Abstract: Buildings are the greatest energy consumers accounting for 41 % of the total energy consumption in the U.S. (
DOE 2011). Accurately predicting the energy performance of buildings is of great importance, since it can improve the decision making process for improving energy efficiency of buildings, as well as improving demand and supply management (
Amasyali and Gohary 2018). This study investigates the use of regression models to predict the Energy Use Intensity (EUI) in NYC buildings. In addition, a zip code level geospatial analysis was conducted to visualize the prediction errors in NYC. The results indicate that the Ridge regression might be a better model than the other regression models analyzed in this study
Introduction: The question attempted to be answered in this study is how to leverage a data-driven approach for accurately predicting building energy consumption information using available open datasets for NYC. The importance of this question has been highlighted by a recent study, where actual energy consumption of a commercial building was 5 times more than its predicted energy consumption (
Miller et al. 2005). Numerous studies have investigated this topic, of which the most relevant study to ours is
Kontokosta and Tull 2017, where city scale energy use was predicted using data-driven algorithms. The purpose of this study is to predict energy use intensity of NYC buildings, using building characteristics data.

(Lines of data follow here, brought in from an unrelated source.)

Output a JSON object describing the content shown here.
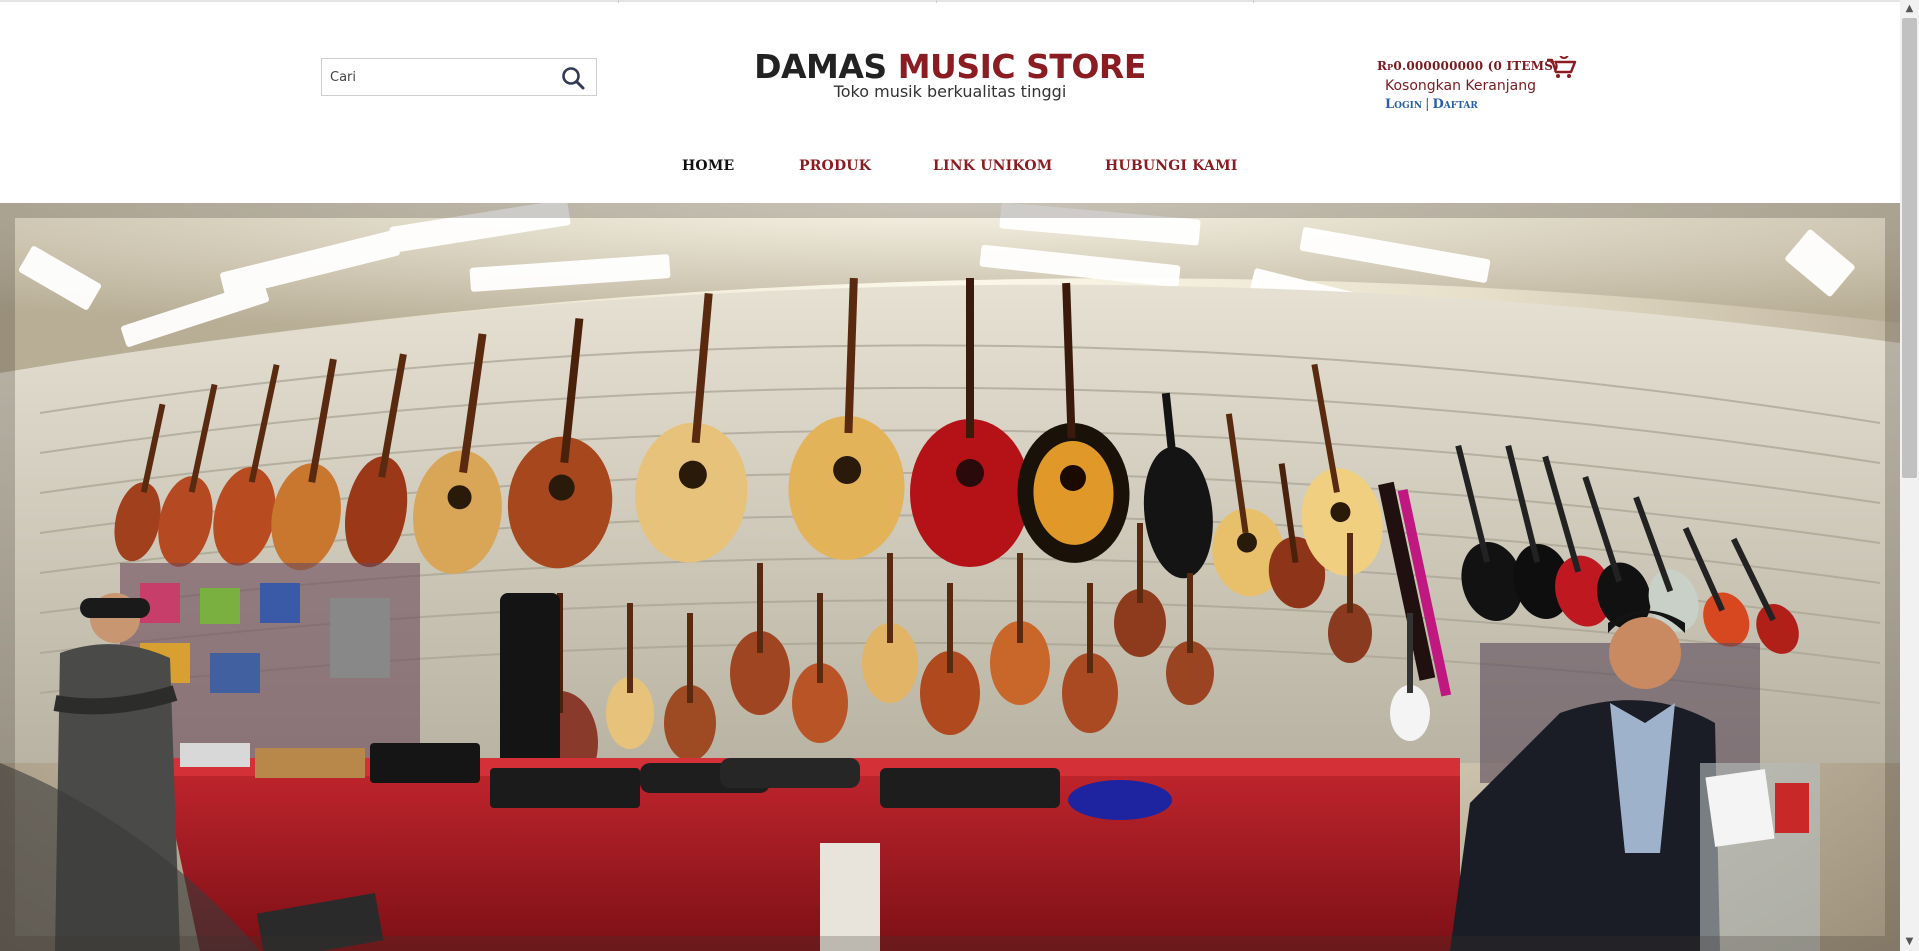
{
  "header": {
    "search": {
      "placeholder": "Cari",
      "value": "Cari"
    },
    "brand": {
      "title_dark": "DAMAS",
      "title_accent": "MUSIC STORE",
      "tagline": "Toko musik berkualitas tinggi"
    },
    "cart": {
      "total": "Rp0.000000000 (0 ITEMS)",
      "empty_label": "Kosongkan Keranjang",
      "login_label": "Login",
      "register_label": "Daftar",
      "separator": "|"
    }
  },
  "nav": {
    "items": [
      {
        "label": "HOME",
        "active": true
      },
      {
        "label": "PRODUK",
        "active": false
      },
      {
        "label": "LINK UNIKOM",
        "active": false
      },
      {
        "label": "HUBUNGI KAMI",
        "active": false
      }
    ]
  },
  "hero": {
    "alt": ""
  },
  "icons": {
    "search": "search-icon",
    "cart": "cart-icon"
  },
  "colors": {
    "accent": "#8b1c22",
    "link": "#2a5ea8",
    "text": "#222222"
  }
}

This study consists of three main steps: (1) Data preparation, (2) Regression Analysis, and (3) Geospatial data analysis. The details about each step is provided in the Methodology section.
Data: The proposed work is based on the datasets available in NYC Open Data, which are energy benchmarking datasets under the local law 84 in
2011,
2012,
2013, and
2014, in addition to
PLUTO dataset, where information about building characteristics can be obtained. Available datasets were merged on Borough, Block, and Lot (bbl) number. As a result, a dataset consisting of building energy information from
benchmarking datasets (such as Energy Unit intensity (EUI)), and building physical characteristics information from PLUTO dataset ( such as building age, number of floors, and building area) was obtained. Then, the obtained dataset was used to predict EUI using building characteristics data.
The main problem with the dataset is that benchmarking dataset is self-reported, and energy use intensity (eui) was calculated using the self-reported building area information. However, due to the mistakes in the data entry , eui values do not reflect correct information. In order to detect the buildings whose area was not entered correctly in the benchmarking dataset, PLUTO dataset was benefited from, which also contains Building Area. In this study, the difference between building area in the benchmarking ('reported_sq_ft' column) and PLUTO dataset ('BldgArea column) was investigated further to identify buildings whose area, and therefore, eui was not entered correctly. Unfortunately, the difference between areas from two datasets was zero only for 270 data, which is a very small number for our analysis. Figure 1 shows the data (difference between areas from two datasets) that lies between mean and +/- certain standard deviation. Based on Figure 1, the data beyond 0.25 standard deviation from mean was eliminated.